Lombardia

Ri.Ver Festival, tre giorni per riscoprire il torrente Lura

Dal 4 al 6 settembre, spettacoli, laboratori e passeggiate hanno coinvolto comunità italiane e svizzere.

Si è conclusa la prima edizione del Ri.Ver Festival, iniziativa culturale dedicata al torrente Lura e alla valle che attraversa. Dal 4 al 6 settembre, incontri, spettacoli, laboratori, mostre, camminate ed esperienze nella natura hanno coinvolto cittadini, famiglie, associazioni, artisti, professionisti e istituzioni.

La manifestazione è stata promossa dal Consorzio Parco del Lura nell’ambito di RIVERLHAB – Rinaturalizzazione Verde degli Habitat Fluviali, progetto finanziato dal Programma Interreg Italia-Svizzera. Le attività si sono svolte in diversi luoghi della Valle del Lura, interessando anche il territorio svizzero.

Il torrente come spazio di incontro

Il programma ha proposto spettacoli teatrali, mostre fotografiche, laboratori creativi, attività per famiglie, percorsi in bicicletta, passeggiate naturalistiche, iniziative dedicate al benessere nella natura e incontri culturali. Gli appuntamenti hanno animato alcuni dei luoghi simbolici del Parco, con l’obiettivo di favorire una conoscenza più ampia del corso d’acqua e del territorio circostante.

Il Lura è stato raccontato non soltanto come elemento naturale, ma anche come spazio di relazione e partecipazione. Ambiente, arte, storia locale e attività condivise sono stati i linguaggi scelti per mettere in dialogo persone e realtà diverse e per richiamare l’attenzione sul valore del torrente per le comunità della valle.

Le realtà coinvolte

Alla costruzione del programma hanno contribuito associazioni, compagnie teatrali, musei, musicisti, guide ambientali, fotografi e altri professionisti. Tra i partecipanti dell’edizione 2026 figurano Compagnia del Saramita APS, FIAB Saronno Ciclocittà, PTQ Piccolo Teatro Quotidiano, Veronica Del Vecchio e i fotografi Gianpaolo Pedersini, Roberto Corbella, Valter Clerici e Veronica Ghielmetti.

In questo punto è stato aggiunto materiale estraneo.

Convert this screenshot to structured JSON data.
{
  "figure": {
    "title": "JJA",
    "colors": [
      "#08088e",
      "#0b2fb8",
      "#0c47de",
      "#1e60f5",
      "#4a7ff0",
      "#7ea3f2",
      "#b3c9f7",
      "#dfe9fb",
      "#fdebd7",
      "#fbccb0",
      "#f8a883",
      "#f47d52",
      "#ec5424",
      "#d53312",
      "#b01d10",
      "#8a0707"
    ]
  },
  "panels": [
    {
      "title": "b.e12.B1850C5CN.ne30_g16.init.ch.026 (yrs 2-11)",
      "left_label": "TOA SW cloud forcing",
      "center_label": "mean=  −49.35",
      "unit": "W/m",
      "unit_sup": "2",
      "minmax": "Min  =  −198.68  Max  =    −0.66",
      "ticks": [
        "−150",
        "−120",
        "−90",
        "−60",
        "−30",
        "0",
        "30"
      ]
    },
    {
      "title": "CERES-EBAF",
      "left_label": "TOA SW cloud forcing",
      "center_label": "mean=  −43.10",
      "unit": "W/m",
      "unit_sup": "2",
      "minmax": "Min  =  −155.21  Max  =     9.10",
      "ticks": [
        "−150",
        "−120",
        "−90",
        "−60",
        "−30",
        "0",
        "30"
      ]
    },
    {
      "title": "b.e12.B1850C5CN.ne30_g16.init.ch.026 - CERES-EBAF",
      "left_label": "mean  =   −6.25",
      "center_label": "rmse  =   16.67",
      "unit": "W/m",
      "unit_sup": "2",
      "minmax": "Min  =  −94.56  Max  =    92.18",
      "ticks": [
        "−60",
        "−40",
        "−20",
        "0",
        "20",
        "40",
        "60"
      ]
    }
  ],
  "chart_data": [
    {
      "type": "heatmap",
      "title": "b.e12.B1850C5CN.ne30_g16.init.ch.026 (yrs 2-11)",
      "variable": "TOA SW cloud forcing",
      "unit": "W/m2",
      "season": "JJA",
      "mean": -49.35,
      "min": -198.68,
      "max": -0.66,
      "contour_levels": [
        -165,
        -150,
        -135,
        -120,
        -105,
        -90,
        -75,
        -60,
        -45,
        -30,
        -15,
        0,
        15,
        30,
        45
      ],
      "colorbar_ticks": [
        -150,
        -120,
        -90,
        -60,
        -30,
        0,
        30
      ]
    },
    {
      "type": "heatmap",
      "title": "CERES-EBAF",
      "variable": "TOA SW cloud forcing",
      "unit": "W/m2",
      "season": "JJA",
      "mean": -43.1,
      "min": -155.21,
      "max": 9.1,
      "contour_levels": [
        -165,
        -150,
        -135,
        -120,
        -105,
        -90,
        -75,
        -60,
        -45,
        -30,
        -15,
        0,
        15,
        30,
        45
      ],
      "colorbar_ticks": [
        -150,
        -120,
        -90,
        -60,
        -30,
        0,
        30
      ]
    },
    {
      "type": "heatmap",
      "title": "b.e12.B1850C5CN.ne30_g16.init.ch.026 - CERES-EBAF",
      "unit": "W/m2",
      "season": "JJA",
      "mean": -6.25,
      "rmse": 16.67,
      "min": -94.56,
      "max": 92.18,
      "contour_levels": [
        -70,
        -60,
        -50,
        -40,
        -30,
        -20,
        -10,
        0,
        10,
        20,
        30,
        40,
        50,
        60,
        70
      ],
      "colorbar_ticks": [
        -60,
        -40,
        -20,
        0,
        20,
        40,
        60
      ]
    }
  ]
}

Hanno preso parte alla manifestazione anche Le Stanze della Musica Saronno, Eufonicamente, la guida ambientale escursionistica Luca Scaperrotta, il documentarista Marco Tessaro, il Museo della Ceramica G. Gianetti, Salto Quantico, la walking leader Susanna Perissinotto, Teatro dei sussurri APS, TiM Teatro in Mostra, ERSAF e Taller delle Terre.

La manifestazione è stata realizzata con la collaborazione dei Comuni, dei partner di RIVERLHAB, delle amministrazioni locali e degli enti che hanno ospitato le diverse iniziative. Per Stefano Benzoni, presidente del Consorzio Parco del Lura, il festival ha mostrato come il torrente possa diventare un punto di incontro tra persone, idee, arte e natura.

Secondo Benzoni, l’esperienza ha lasciato nuove relazioni, nuove energie e una maggiore consapevolezza del ruolo del Lura nella qualità della vita delle comunità. Il percorso proseguirà nei prossimi mesi con le attività di RIVERLHAB, che coinvolgeranno cittadini, scuole, associazioni e amministrazioni per sostenere la rinaturalizzazione e la valorizzazione degli habitat fluviali.